Take a look at a talk by Michael, he’s the CEO and partner at Y Combinator. He had a really great on how to find a technical co-founder.
The first thing is just make a list. Don’t overthink it. Think of anyone you’ve ever met, anyone on your Facebook, anyone on your LinkedIn, who could possibly, potentially, maybe be a good fit. Don’t try to figure out that one person right away.
You’ll start to see all the people in your network, or your two degrees of separation, or three degrees of separation, you’ll realize that your technical co-founder is not more than a person away from you already.
Once you make that list, you can rank them, and pick your top five. Who are the five people that you can actually see yourself emailing in the middle of the night – because you will be doing a lot of that – and who’s going to be with you from the very beginning and through to the very end?
Then make them real offer.
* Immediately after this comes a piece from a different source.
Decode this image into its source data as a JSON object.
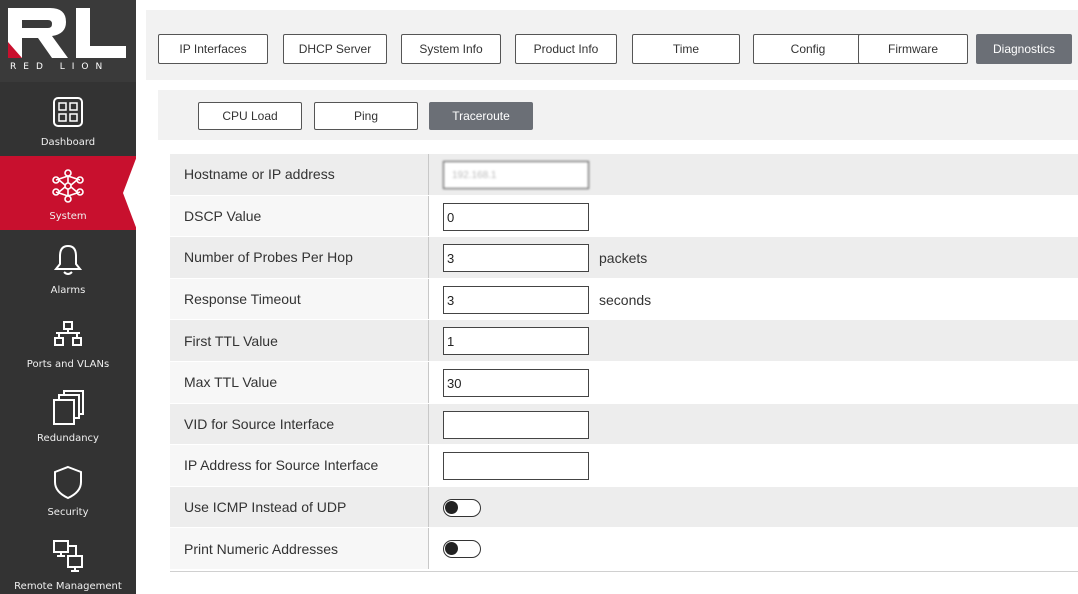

A lot of people come and pitch me, “Oh look, I have this idea. Do you mind just like working on it on the side?” No. I don’t have time for that. If you’re going to make someone an offer to join your team and be in there with you, then make it a real offer. Have the list you made of all the expectations you want, and the compensation are willing to give.
Have an honest conversation about what joining your company is going to look like for them. Then they can start to see and envision it. Because right now, they’re probably in a very comfortable job making a great paycheck, and you’re asking me to take this giant leap into the unknown. Give it some stake, give it some parameters so they can actually get behind you on that.
Thank you so much everyone, it was great to be here.